Combining playful humour with art historical references, the duo transform prefabricated structures and readymade materials, from Lego and IKEA furniture to car parts and architectural fragments, into ambitious sculptures and installations defined by deconstruction and reinvention.
Winners of the Sulman Prize in 2022, Claire & Sean have exhibited widely in Australia and internationally. Their installation Life Span featured in Australia’s presentation at the 53rd Venice Biennale, and they have participated in major exhibitions including the Auckland Triennial, the Australian Biennial of Art, and the Oku-Noto Triennale, Japan. Their work has been the subject of numerous solo exhibitions across leading institutions in Australia, Europe, and the United States.
Kyra Mancktelow is a proud Quandamooka artist with strong cultural ties to Eulo and the South Sea Islander community of Vanuatu. Working across printmaking, sculpture, ceramics, and bronze casting, her multidisciplinary practice brings cultural stories to life through distinct material languages.
Grounded in heritage and lived experience, her work shares knowledge, challenges colonial narratives, and explores identity, memory, and resilience with both poetic subtlety and emotional depth.
Currently undertaking a PhD at the Queensland College of Art, Kyra exhibits nationally. She won the 2021 Telstra Emerging Artist Award at the National Aboriginal & Torres Strait Islander Art Awards and received a Special Commendation at the 2021 Churchie National Emerging Art Prize.

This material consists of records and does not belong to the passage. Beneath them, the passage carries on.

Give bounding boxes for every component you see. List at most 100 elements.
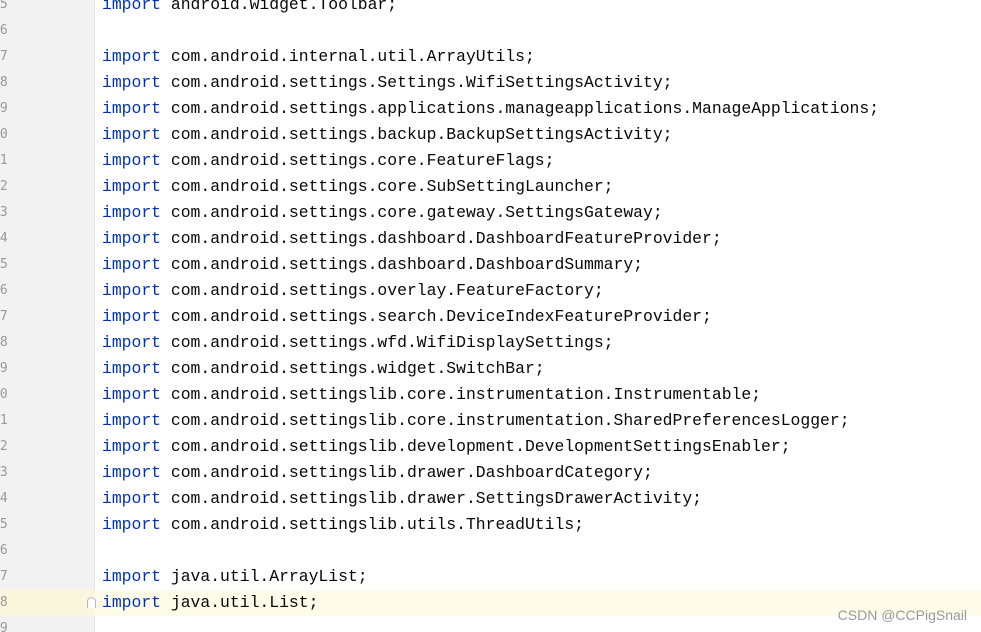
line-number-cell: 70	[0, 382, 94, 408]
code-line[interactable]: 61 import com.android.settings.core.Featu…	[0, 148, 981, 174]
code-line[interactable]: 69 import com.android.settings.widget.Swi…	[0, 356, 981, 382]
import-keyword: import	[102, 307, 162, 326]
line-number-cell: 66	[0, 278, 94, 304]
code-line[interactable]: 58 import com.android.settings.Settings.W…	[0, 70, 981, 96]
import-path: com.android.settings.core.gateway.Settin…	[170, 203, 663, 222]
import-path: com.android.settings.wfd.WifiDisplaySett…	[170, 333, 614, 352]
import-statement: import com.android.settings.applications…	[102, 96, 879, 122]
code-line[interactable]: 65 import com.android.settings.dashboard.…	[0, 252, 981, 278]
line-number-cell: 72	[0, 434, 94, 460]
import-path: com.android.settings.applications.manage…	[170, 99, 880, 118]
line-number-cell: 59	[0, 96, 94, 122]
line-number: 58	[0, 75, 8, 90]
import-path: java.util.ArrayList;	[170, 567, 368, 586]
import-path: com.android.settings.dashboard.Dashboard…	[170, 229, 722, 248]
line-number: 57	[0, 49, 8, 64]
import-statement: import com.android.settingslib.drawer.Da…	[102, 460, 653, 486]
import-keyword: import	[102, 0, 162, 14]
code-line[interactable]: 60 import com.android.settings.backup.Bac…	[0, 122, 981, 148]
line-number-cell: 61	[0, 148, 94, 174]
code-line[interactable]: 59 import com.android.settings.applicatio…	[0, 96, 981, 122]
code-line[interactable]: 67 import com.android.settings.search.Dev…	[0, 304, 981, 330]
import-statement: import com.android.settings.core.SubSett…	[102, 174, 614, 200]
import-path: com.android.settings.core.FeatureFlags;	[170, 151, 555, 170]
import-path: com.android.settingslib.drawer.SettingsD…	[170, 489, 703, 508]
code-line[interactable]: 77 import java.util.ArrayList;	[0, 564, 981, 590]
import-statement: import com.android.settings.wfd.WifiDisp…	[102, 330, 614, 356]
code-line[interactable]: 76	[0, 538, 981, 564]
code-line[interactable]: 55 import android.widget.Toolbar;	[0, 0, 981, 18]
code-line[interactable]: 64 import com.android.settings.dashboard.…	[0, 226, 981, 252]
line-number: 61	[0, 153, 8, 168]
line-number-cell: 74	[0, 486, 94, 512]
code-line[interactable]: 75 import com.android.settingslib.utils.T…	[0, 512, 981, 538]
code-line[interactable]: 63 import com.android.settings.core.gatew…	[0, 200, 981, 226]
line-number: 74	[0, 491, 8, 506]
code-line[interactable]: 72 import com.android.settingslib.develop…	[0, 434, 981, 460]
import-keyword: import	[102, 463, 162, 482]
line-number: 67	[0, 309, 8, 324]
import-path: com.android.settingslib.drawer.Dashboard…	[170, 463, 653, 482]
line-number-cell: 69	[0, 356, 94, 382]
line-number-cell: 78	[0, 590, 96, 616]
line-number: 65	[0, 257, 8, 272]
import-statement: import com.android.settings.core.Feature…	[102, 148, 554, 174]
import-keyword: import	[102, 489, 162, 508]
import-keyword: import	[102, 359, 162, 378]
import-keyword: import	[102, 229, 162, 248]
line-number-cell: 75	[0, 512, 94, 538]
import-keyword: import	[102, 47, 162, 66]
line-number: 77	[0, 569, 8, 584]
line-number-cell: 76	[0, 538, 94, 564]
import-keyword: import	[102, 437, 162, 456]
import-keyword: import	[102, 203, 162, 222]
import-statement: import com.android.settingslib.core.inst…	[102, 382, 761, 408]
code-line[interactable]: 56	[0, 18, 981, 44]
import-keyword: import	[102, 333, 162, 352]
import-keyword: import	[102, 255, 162, 274]
code-line[interactable]: 57 import com.android.internal.util.Array…	[0, 44, 981, 70]
code-line[interactable]: 74 import com.android.settingslib.drawer.…	[0, 486, 981, 512]
import-keyword: import	[102, 411, 162, 430]
import-statement: import com.android.settings.dashboard.Da…	[102, 252, 643, 278]
code-editor[interactable]: 55 import android.widget.Toolbar; 56 57 impo…	[0, 0, 981, 632]
code-line[interactable]: 68 import com.android.settings.wfd.WifiDi…	[0, 330, 981, 356]
line-number: 75	[0, 517, 8, 532]
line-number: 64	[0, 231, 8, 246]
line-number-cell: 60	[0, 122, 94, 148]
fold-icon[interactable]	[87, 597, 96, 608]
code-line[interactable]: 73 import com.android.settingslib.drawer.…	[0, 460, 981, 486]
import-keyword: import	[102, 73, 162, 92]
import-keyword: import	[102, 593, 162, 612]
code-line[interactable]: 71 import com.android.settingslib.core.in…	[0, 408, 981, 434]
import-statement: import com.android.settings.backup.Backu…	[102, 122, 673, 148]
import-statement: import com.android.settings.search.Devic…	[102, 304, 712, 330]
line-number: 55	[0, 0, 8, 12]
import-path: com.android.settingslib.utils.ThreadUtil…	[170, 515, 584, 534]
import-path: com.android.settingslib.development.Deve…	[170, 437, 791, 456]
import-keyword: import	[102, 515, 162, 534]
line-number-cell: 64	[0, 226, 94, 252]
import-keyword: import	[102, 177, 162, 196]
import-path: com.android.settingslib.core.instrumenta…	[170, 411, 850, 430]
import-path: com.android.settings.dashboard.Dashboard…	[170, 255, 644, 274]
import-statement: import java.util.List;	[102, 590, 318, 616]
code-line[interactable]: 79	[0, 616, 981, 632]
line-number: 59	[0, 101, 8, 116]
line-number-cell: 77	[0, 564, 94, 590]
line-number-cell: 62	[0, 174, 94, 200]
line-number: 70	[0, 387, 8, 402]
import-statement: import java.util.ArrayList;	[102, 564, 368, 590]
line-number-cell: 67	[0, 304, 94, 330]
import-path: com.android.settings.overlay.FeatureFact…	[170, 281, 604, 300]
code-line[interactable]: 62 import com.android.settings.core.SubSe…	[0, 174, 981, 200]
watermark: CSDN @CCPigSnail	[837, 607, 967, 623]
code-line[interactable]: 66 import com.android.settings.overlay.Fe…	[0, 278, 981, 304]
import-statement: import com.android.settings.dashboard.Da…	[102, 226, 722, 252]
line-number-cell: 68	[0, 330, 94, 356]
import-statement: import com.android.settings.Settings.Wif…	[102, 70, 673, 96]
import-keyword: import	[102, 151, 162, 170]
current-code-line[interactable]: 78 import java.util.List;	[0, 590, 981, 616]
line-number: 72	[0, 439, 8, 454]
code-line[interactable]: 70 import com.android.settingslib.core.in…	[0, 382, 981, 408]
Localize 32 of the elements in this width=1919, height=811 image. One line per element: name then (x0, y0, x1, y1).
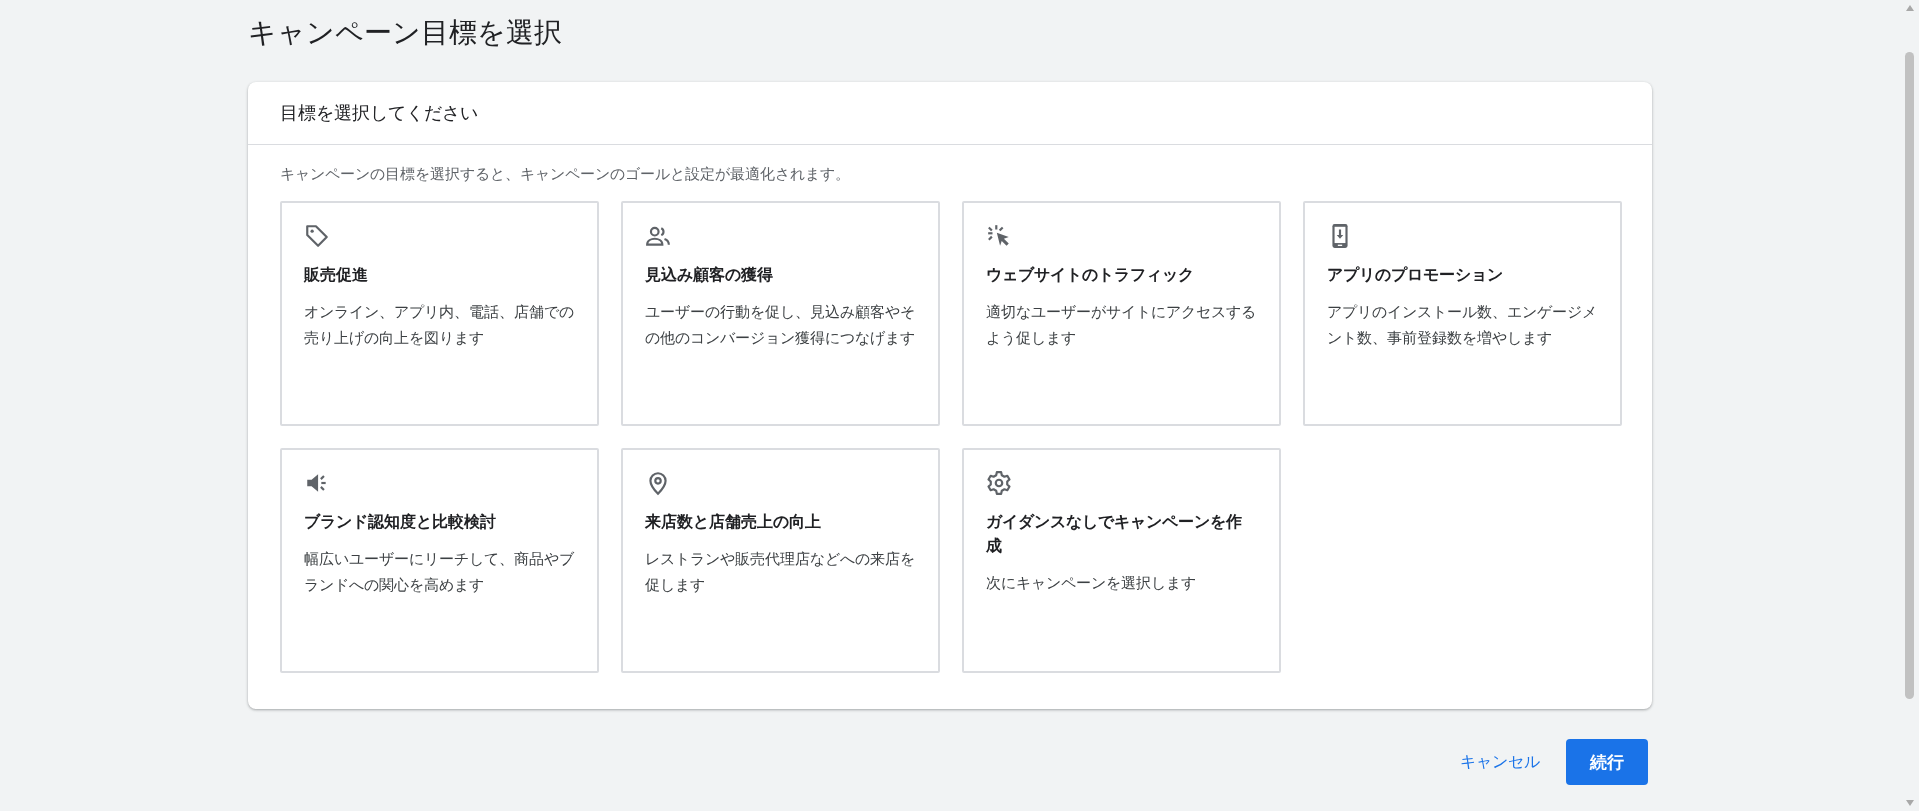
cursor-click-icon (986, 223, 1012, 249)
goal-description: 幅広いユーザーにリーチして、商品やブランドへの関心を高めます (304, 549, 575, 596)
goal-title: 来店数と店舗売上の向上 (645, 511, 822, 533)
goal-description: 適切なユーザーがサイトにアクセスするよう促します (986, 302, 1257, 349)
goal-card[interactable]: ガイダンスなしでキャンペーンを作成 次にキャンペーンを選択します (962, 448, 1281, 673)
goal-description: アプリのインストール数、エンゲージメント数、事前登録数を増やします (1327, 302, 1598, 349)
cancel-button[interactable]: キャンセル (1452, 741, 1548, 783)
panel-heading: 目標を選択してください (280, 101, 479, 125)
goal-card[interactable]: 見込み顧客の獲得 ユーザーの行動を促し、見込み顧客やその他のコンバージョン獲得につなげます (621, 201, 940, 426)
tag-icon (304, 223, 330, 249)
goal-card[interactable]: アプリのプロモーション アプリのインストール数、エンゲージメント数、事前登録数を増やします (1303, 201, 1622, 426)
goal-card[interactable]: ウェブサイトのトラフィック 適切なユーザーがサイトにアクセスするよう促します (962, 201, 1281, 426)
goal-description: オンライン、アプリ内、電話、店舗での売り上げの向上を図ります (304, 302, 575, 349)
page-title: キャンペーン目標を選択 (248, 15, 563, 51)
continue-button[interactable]: 続行 (1566, 739, 1648, 785)
goal-card[interactable]: ブランド認知度と比較検討 幅広いユーザーにリーチして、商品やブランドへの関心を高めます (280, 448, 599, 673)
goal-title: ブランド認知度と比較検討 (304, 511, 497, 533)
goal-card[interactable]: 販売促進 オンライン、アプリ内、電話、店舗での売り上げの向上を図ります (280, 201, 599, 426)
goal-title: ガイダンスなしでキャンペーンを作成 (986, 511, 1243, 557)
goal-description: 次にキャンペーンを選択します (986, 573, 1197, 594)
gear-icon (986, 470, 1012, 496)
goal-title: ウェブサイトのトラフィック (986, 264, 1195, 286)
goal-title: 見込み顧客の獲得 (645, 264, 774, 286)
goal-description: ユーザーの行動を促し、見込み顧客やその他のコンバージョン獲得につなげます (645, 302, 916, 349)
scroll-down-icon[interactable] (1904, 799, 1915, 807)
panel-description: キャンペーンの目標を選択すると、キャンペーンのゴールと設定が最適化されます。 (280, 164, 851, 185)
goal-title: 販売促進 (304, 264, 369, 286)
goal-description: レストランや販売代理店などへの来店を促します (645, 549, 916, 596)
scrollbar-thumb[interactable] (1905, 52, 1914, 699)
goal-card[interactable]: 来店数と店舗売上の向上 レストランや販売代理店などへの来店を促します (621, 448, 940, 673)
goal-title: アプリのプロモーション (1327, 264, 1504, 286)
scroll-up-icon[interactable] (1904, 4, 1915, 12)
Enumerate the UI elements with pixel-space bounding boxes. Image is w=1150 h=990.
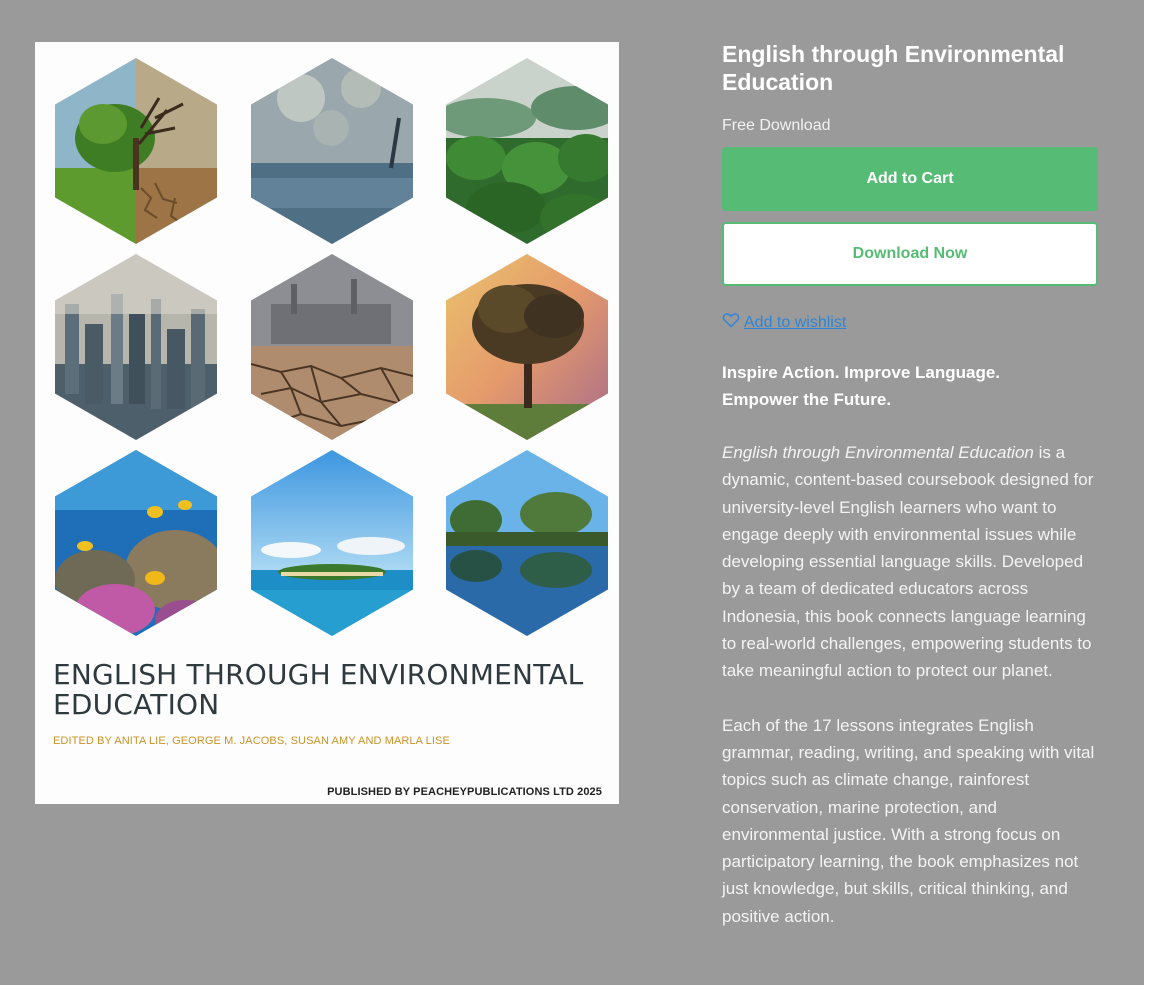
product-info-panel: English through Environmental Education … xyxy=(722,40,1100,957)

Christopher Zanko is an artist based in the Illawarra/Dharawal region of the New South Wales south coast. Drawing on the architecture and culture of his hometown, he reimagines suburban environments through a distinctive, deeply personal lens.
Influenced by Japanese woodblock carving, Zanko focuses on the details that shape domestic identity – from red brick facades to tyre swans and terrazzo porches. Through meticulous, meditative carving, he preserves these quiet suburban markers as enduring records of place and memory.
A finalist in the Brett Whiteley Travelling Art Scholarship, Sulman and Wynne Prizes, and the King’s School Art Prize, his work is held in major collections including the White Rabbit Collection, Museums of History NSW, Wollongong Art Gallery, and the University of Wollongong.